The last of the mules, the one whose nerves had gotten the best of him, wasn’t agile enough to seek some kind of cover. He was lifted off the ground and exploded into a pink-and-white cloud as the .50 caliber slugs hit the packs of cocaine strapped to his torso.
The stunned Border Patrol officers and Customs agents, ridiculously outgunned, continued firing back with their handguns. Their efforts were futile.
One of the undercover Feds, who had been waiting for Laura, fell in the first burst from the van—as did Chad, his Harvey Keitel experience ending badly.
The scene went from chaotic to a screaming nightmare in seconds. Every armed person in the vicinity began firing—at the van, at the border, at each other.
One of the San Diego officers took out two more of the mules before hitting the ground with a bullet in his chest, courtesy of Manny, or maybe it was Moe.
The front window of the McDonald’s shattered into a thousand shards as the five-sided battle widened to include every human being inside the effective range of the van’s heavy weaponry. The two locals hired by Dominic hid behind the train stopped at the border.
High-velocity rounds from the van flew through the Customs station and pounded into confused tourists who were waiting in line to re-enter the United States. They were still clutching their large bottles of Kahlua and straw goods as they dropped dead on the concrete floor.
It didn’t take long for the railing, where Davis and Tomás were standing, to fill with tourists and Mexican peddlers. All of them watched, not believing it was real. It was too bizarre. “Maybe they’re making a movie,” someone said. Just then a stray round thudded into a tourist from Terre Haute, Indiana, who was on vacation—his last. Everyone on the ramp either ducked down or started running back the way they came. Davis and Tomás stayed where they were, taking quick peeks over the edge of the ramp at the carnage below.
With one last chatter of machine-gun fire the black van abandoned the remaining mules and sped away from the mayhem at the border. As it raced away one last lucky shot from a Border Patrol officer flew into the van and hit the teenage mule who was climbing up beside the machine gun.

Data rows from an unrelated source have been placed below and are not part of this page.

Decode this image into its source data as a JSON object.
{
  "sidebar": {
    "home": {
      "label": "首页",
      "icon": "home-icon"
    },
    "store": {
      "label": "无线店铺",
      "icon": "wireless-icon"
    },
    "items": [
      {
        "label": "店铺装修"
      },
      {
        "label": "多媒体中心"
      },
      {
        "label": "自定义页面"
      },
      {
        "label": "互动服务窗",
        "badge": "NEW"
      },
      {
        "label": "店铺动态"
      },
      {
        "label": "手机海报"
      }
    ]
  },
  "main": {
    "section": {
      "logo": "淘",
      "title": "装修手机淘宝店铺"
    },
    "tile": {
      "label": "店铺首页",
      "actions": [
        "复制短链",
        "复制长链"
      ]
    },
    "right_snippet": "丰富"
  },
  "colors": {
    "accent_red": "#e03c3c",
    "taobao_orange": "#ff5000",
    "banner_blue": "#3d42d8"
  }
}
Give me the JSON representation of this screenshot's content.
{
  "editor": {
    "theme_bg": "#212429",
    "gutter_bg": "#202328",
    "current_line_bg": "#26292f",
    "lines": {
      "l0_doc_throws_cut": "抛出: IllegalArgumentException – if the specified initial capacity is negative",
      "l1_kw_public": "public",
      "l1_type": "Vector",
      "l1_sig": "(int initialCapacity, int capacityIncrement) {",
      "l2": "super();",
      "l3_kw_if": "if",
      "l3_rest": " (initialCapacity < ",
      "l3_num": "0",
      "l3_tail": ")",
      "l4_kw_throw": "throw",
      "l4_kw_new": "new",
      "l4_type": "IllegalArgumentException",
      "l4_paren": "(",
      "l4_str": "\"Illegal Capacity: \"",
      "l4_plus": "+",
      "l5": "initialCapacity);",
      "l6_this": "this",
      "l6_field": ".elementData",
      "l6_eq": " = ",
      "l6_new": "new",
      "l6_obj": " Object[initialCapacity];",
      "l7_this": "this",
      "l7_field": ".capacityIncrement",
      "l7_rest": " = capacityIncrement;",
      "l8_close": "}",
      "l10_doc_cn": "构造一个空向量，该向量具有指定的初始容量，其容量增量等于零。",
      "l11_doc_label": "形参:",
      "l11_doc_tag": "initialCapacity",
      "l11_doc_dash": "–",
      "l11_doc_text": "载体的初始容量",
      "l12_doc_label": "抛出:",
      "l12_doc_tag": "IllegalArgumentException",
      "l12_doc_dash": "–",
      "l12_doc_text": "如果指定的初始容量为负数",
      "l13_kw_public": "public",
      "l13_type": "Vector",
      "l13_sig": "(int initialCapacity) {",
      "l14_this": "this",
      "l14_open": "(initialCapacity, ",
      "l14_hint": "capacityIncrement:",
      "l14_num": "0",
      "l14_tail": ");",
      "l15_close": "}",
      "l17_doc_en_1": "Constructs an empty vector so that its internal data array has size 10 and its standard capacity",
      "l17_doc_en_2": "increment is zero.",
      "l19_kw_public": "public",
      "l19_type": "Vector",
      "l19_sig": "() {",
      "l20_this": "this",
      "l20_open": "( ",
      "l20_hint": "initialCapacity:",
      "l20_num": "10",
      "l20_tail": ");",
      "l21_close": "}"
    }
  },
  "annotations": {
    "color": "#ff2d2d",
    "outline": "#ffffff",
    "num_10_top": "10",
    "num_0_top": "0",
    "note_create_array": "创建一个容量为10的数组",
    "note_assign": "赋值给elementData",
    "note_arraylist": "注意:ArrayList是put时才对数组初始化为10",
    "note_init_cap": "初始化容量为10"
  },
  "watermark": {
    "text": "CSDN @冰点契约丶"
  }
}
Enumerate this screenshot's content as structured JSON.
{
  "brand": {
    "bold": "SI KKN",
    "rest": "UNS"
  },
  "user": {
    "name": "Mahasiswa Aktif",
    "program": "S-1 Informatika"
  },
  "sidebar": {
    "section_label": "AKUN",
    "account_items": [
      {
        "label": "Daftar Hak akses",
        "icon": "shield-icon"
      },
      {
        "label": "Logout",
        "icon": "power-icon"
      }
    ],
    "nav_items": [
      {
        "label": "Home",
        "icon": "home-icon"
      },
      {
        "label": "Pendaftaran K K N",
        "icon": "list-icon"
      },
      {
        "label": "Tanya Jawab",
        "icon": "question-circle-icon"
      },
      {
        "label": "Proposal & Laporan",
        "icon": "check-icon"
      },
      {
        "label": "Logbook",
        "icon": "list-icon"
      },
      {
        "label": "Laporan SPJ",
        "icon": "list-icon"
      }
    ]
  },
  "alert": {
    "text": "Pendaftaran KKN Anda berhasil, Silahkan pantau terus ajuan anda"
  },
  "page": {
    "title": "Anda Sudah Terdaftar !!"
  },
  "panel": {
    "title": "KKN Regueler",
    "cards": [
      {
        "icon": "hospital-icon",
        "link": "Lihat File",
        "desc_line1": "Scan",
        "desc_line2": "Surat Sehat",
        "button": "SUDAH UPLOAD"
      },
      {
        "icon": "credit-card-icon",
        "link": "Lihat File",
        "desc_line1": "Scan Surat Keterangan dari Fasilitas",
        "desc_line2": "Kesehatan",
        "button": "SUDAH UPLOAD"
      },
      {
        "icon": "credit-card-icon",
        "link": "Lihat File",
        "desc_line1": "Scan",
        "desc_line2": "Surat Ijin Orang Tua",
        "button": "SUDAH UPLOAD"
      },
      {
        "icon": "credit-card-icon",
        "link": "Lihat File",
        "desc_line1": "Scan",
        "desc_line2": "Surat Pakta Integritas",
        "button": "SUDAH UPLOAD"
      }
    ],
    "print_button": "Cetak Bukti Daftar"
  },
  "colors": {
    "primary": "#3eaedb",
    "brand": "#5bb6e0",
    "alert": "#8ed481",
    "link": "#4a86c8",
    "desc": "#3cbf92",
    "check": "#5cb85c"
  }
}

His dead body fell back out onto the street.
Despite the lingering screams of the terrified and the wounded, the plaza seemed suddenly quite silent.
The toll: eighteen dead, twenty-one wounded, two hundred seventy-five terrified to the point of soiling themselves.
Elapsed time from first shot to last: seventeen seconds.
The U.S.-Mexico International border at San Ysidro was now closed.
Videotape from surveillance cameras at the scene would play around the world for days until some other bloodbath would occur, thereby giving all the world’s TV news directors an orgasm and a new lead story.
“Jesus Christ,” was all that Davis could say, looking at the scene spread out before him like some bloody diorama.
“Señor, let’s get away from here before we become official witnesses.”
They trotted back to the cab and headed toward downtown Tijuana.
“I don’t think the lady is going to like this,” said Tomás. He was still breathing hard. He had never seen anything like this before in his life and hoped he never would again.
“I think you’re right, Tomás.” Other than that, Davis was speechless. Up until yesterday he had never even held a gun. In the last twenty-four hours he had shot and killed a man and witnessed an all-out massacre at the border.